Er stellt vor allem heraus: Vorrangiges Ziel ist, den Kindern ein gutes und selbstständiges Leben in der deutschen Gesellschaft zu ermöglichen. Und dafür seien Sprache und Bildung von eminenter Bedeutung. Anfangs habe man mitunter das Problem gehabt, dass Eltern die Kurse vor allem als praktische Betreuung am Nachmittag wahrgenommen hätten. "Sie sind aber ein Instrument der Bildungsbeteiligung", sagt Thoene. Deshalb lege man auch großen Wert darauf, dass die Kinder regelmäßig teilnehmen - nur so könne ein kontinuierlicher Bildungsprozess gelingen. Finanziert werden die Kurse vom Landkreis Marburg-Biedenkopf und vom hessischen Kulturministerium, wie Marian Zachow im Pressegespräch erläuterte. Ergänzend kommen Eigenmittel des Vereins "bipoli" hinzu. Ohne die Förderung des Landes würde der Kreis allein das Angebot mit seinen 34 Kursen nicht stemmen können, betonte Zachow.

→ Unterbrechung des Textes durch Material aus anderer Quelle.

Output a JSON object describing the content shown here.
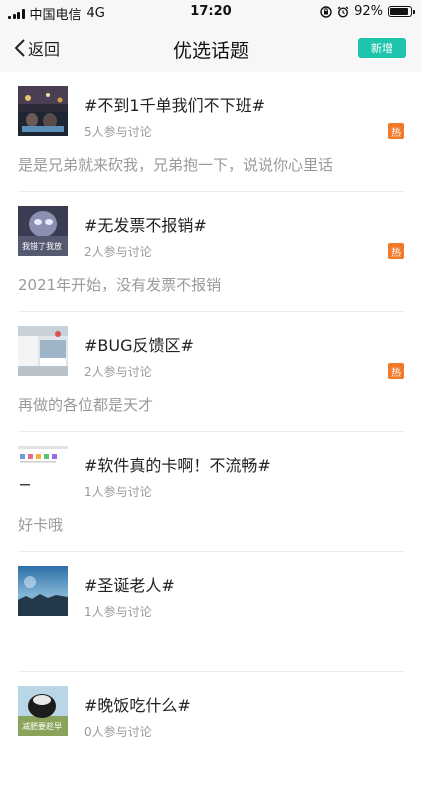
{
  "status": {
    "carrier": "中国电信",
    "network": "4G",
    "time": "17:20",
    "battery": "92%",
    "battery_level": 0.92
  },
  "header": {
    "back_label": "返回",
    "title": "优选话题",
    "new_label": "新增"
  },
  "topics": [
    {
      "title": "#不到1千单我们不下班#",
      "participants": "5人参与讨论",
      "hot": "热",
      "desc": "是是兄弟就来砍我，兄弟抱一下，说说你心里话"
    },
    {
      "title": "#无发票不报销#",
      "participants": "2人参与讨论",
      "hot": "热",
      "desc": "2021年开始，没有发票不报销",
      "thumb_caption": "我错了我放"
    },
    {
      "title": "#BUG反馈区#",
      "participants": "2人参与讨论",
      "hot": "热",
      "desc": "再做的各位都是天才"
    },
    {
      "title": "#软件真的卡啊！不流畅#",
      "participants": "1人参与讨论",
      "desc": "好卡哦"
    },
    {
      "title": "#圣诞老人#",
      "participants": "1人参与讨论",
      "desc": ""
    },
    {
      "title": "#晚饭吃什么#",
      "participants": "0人参与讨论",
      "desc": "",
      "thumb_caption": "减肥要趁早"
    }
  ],
  "colors": {
    "accent": "#1fc4ad",
    "hot": "#f07a2c",
    "muted": "#9a9a9a"
  }
}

Der Erste Kreisbeigeordnete zeigte sich nach dem Besuch eines Kurses vor allem beeindruckt von der Fähigkeit der Lehrerinnen, Kinder unterschiedlicher Herkunft und unterschiedlichen Sprachvermögens unter einen Hut zu bringen. Er sieht die Gesellschaft bei der Integration noch am Anfang. "Das Thema ,Integration der Geflüchteten' geht erst los", sagte der Christdemokrat.
Dr. Franziska Engelhardt, die Anfang dieses Monats von Claus Schäfer die Leitung des Büros für Integration übernommen hat, zeigte sich erfreut darüber, dass die Förderung nachmittags vor Ort in den Räumen der beteiligten Schulen stattfinden kann. "Die Schulen haben eine entscheidende Rolle in der gesellschaftlichen Integration der Kinder", sagte sie. Darum sei es auch richtig und wichtig, dass die Familien für das Angebot nichts zahlen müssten.